We all know that American cinema glorifies violence. Portraying violence creatively in film has become an art form almost in its own right. And I’ve always been a fan. But this recent run of films that go so hard and graphic with it is wearing me out.
I’m a little more than halfway through. The movies I watched thus far are Ben-hur (1959), One-eyed Jacks, Barry Lyndon, Watership Down, Chronicles of Riddick (director’s cut), Cloud Atlas, Kingdom of Heaven (director’s cut), The Revenant, Atomic Blonde, The Northman. The remaining ones are Pacific Rim, The Woman King, The Last Emperor, Oppenheimer, Malcolm X, and Tenet.
The films I’ve enjoyed the most by far have been among the least violent ones: One-eyed Jacks, Barry Lyndon, and Cloud Atlas. Those movies have considerable violence too. But it’s not so extreme and in-your-face most of the time like the most recent ones I’ve watched. For those three it’s more like the violence simply punctuates the story.
In any event, the Northman is all about savagery. It does tell an interesting enough story about that though, I would say. The film made me care about the protagonist, a Viking prince who swears an oath to avenge his father’s murder. And I come to care about his mate as well, a peasant sorceress.
To the film’s credit, the human relationships in the story are given a fair degree of depth and complexity. But even so, everything in that social world is organized around the primitive animalistic instinct to control and dominate others—and the use of violence in the cruelest of ways to do that. Like that drive energy is relentless. Their shamanic and spiritual practices and beliefs, and the ancient Norse mythology, are essentially a means of attempting to harness it. The Vikings invented a belief system that warriors go to Valhalla if they die in battle to rationalize early death from that warring lifestyle.
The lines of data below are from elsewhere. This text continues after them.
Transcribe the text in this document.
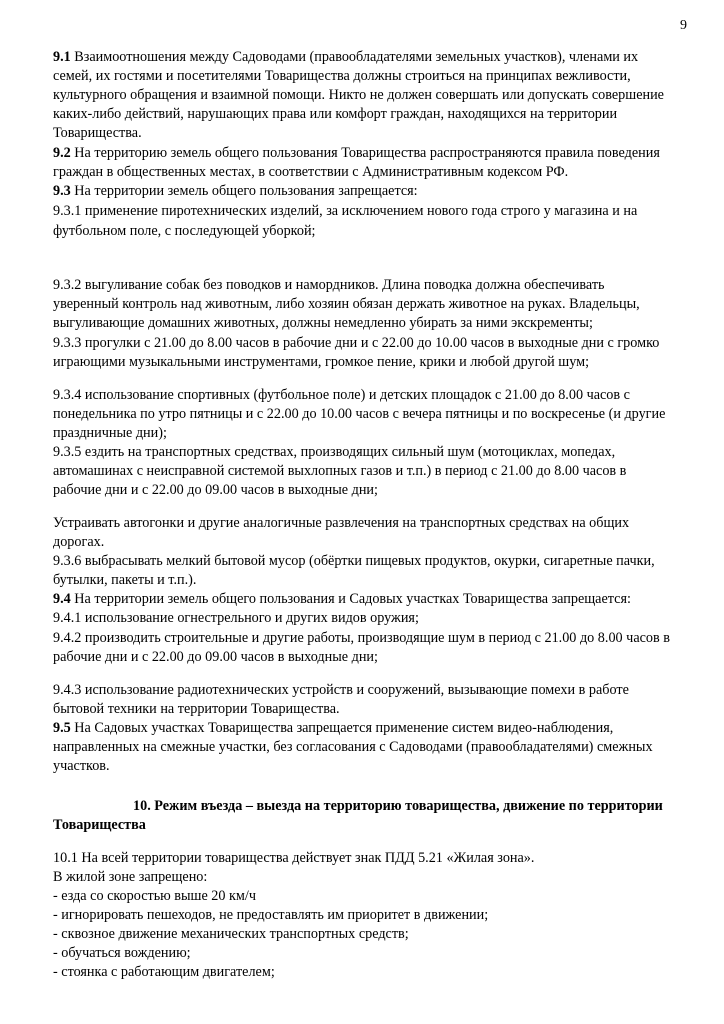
9
9.1 Взаимоотношения между Садоводами (правообладателями земельных участков), членами их
семей, их гостями и посетителями Товарищества должны строиться на принципах вежливости,
культурного обращения и взаимной помощи. Никто не должен совершать или допускать совершение
каких-либо действий, нарушающих права или комфорт граждан, находящихся на территории
Товарищества.
9.2 На территорию земель общего пользования Товарищества распространяются правила поведения
граждан в общественных местах, в соответствии с Административным кодексом РФ.
9.3 На территории земель общего пользования запрещается:
9.3.1 применение пиротехнических изделий, за исключением нового года строго у магазина и на
футбольном поле, с последующей уборкой;
9.3.2 выгуливание собак без поводков и намордников. Длина поводка должна обеспечивать
уверенный контроль над животным, либо хозяин обязан держать животное на руках. Владельцы,
выгуливающие домашних животных, должны немедленно убирать за ними экскременты;
9.3.3 прогулки с 21.00 до 8.00 часов в рабочие дни и с 22.00 до 10.00 часов в выходные дни с громко
играющими музыкальными инструментами, громкое пение, крики и любой другой шум;
9.3.4 использование спортивных (футбольное поле) и детских площадок с 21.00 до 8.00 часов с
понедельника по утро пятницы и с 22.00 до 10.00 часов с вечера пятницы и по воскресенье (и другие
праздничные дни);
9.3.5 ездить на транспортных средствах, производящих сильный шум (мотоциклах, мопедах,
автомашинах с неисправной системой выхлопных газов и т.п.) в период с 21.00 до 8.00 часов в
рабочие дни и с 22.00 до 09.00 часов в выходные дни;
Устраивать автогонки и другие аналогичные развлечения на транспортных средствах на общих
дорогах.
9.3.6 выбрасывать мелкий бытовой мусор (обёртки пищевых продуктов, окурки, сигаретные пачки,
бутылки, пакеты и т.п.).
9.4 На территории земель общего пользования и Садовых участках Товарищества запрещается:
9.4.1 использование огнестрельного и других видов оружия;
9.4.2 производить строительные и другие работы, производящие шум в период с 21.00 до 8.00 часов в
рабочие дни и с 22.00 до 09.00 часов в выходные дни;
9.4.3 использование радиотехнических устройств и сооружений, вызывающие помехи в работе
бытовой техники на территории Товарищества.
9.5 На Садовых участках Товарищества запрещается применение систем видео-наблюдения,
направленных на смежные участки, без согласования с Садоводами (правообладателями) смежных
участков.
10. Режим въезда – выезда на территорию товарищества, движение по территории
Товарищества
10.1 На всей территории товарищества действует знак ПДД 5.21 «Жилая зона».
В жилой зоне запрещено:
- езда со скоростью выше 20 км/ч
- игнорировать пешеходов, не предоставлять им приоритет в движении;
- сквозное движение механических транспортных средств;
- обучаться вождению;
- стоянка с работающим двигателем;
An interesting theme in all of this is that the two women in the hero’s life, his mother and his bride, while obviously subjugated as women are also like puppet masters to the men. They too show a fierceness to achieve their goals, but they must use psychological manipulation to wield power.
Tonight as I continue through the pile of disks, I’m planning a double feature of two rewatches, Pacific Rim and The Woman King. That should give me a break from extreme violence.
I want to believe that the human species is working through the problem of finding a way to have shared social existence without violence at the core of it. To evolve past that. That we can become intelligent and mature enough to do that. Maybe the fact that we’re so heavily obsessed with it in this most powerful of shared art forms, cinema, reflects that.
Addendum: I forgot to add that there’s an interesting tension that occurred to me the next day. From the vantage of modern day western humanism this story is essentially a tragedy. The hero, Amleth, is so brainwashed by his culture, conditioned to bloodlust, and hellbent on revenge that he is unable to make a life for himself as his own person, taking freedom to choose what that will be. He has an opportunity to walk away with Olga, but he can’t. On the other hand, from the perspective of his own culture he dies a glorious and honorable death, fulfilling his destiny. That’s a bit difficult for us to relate in our present day culture.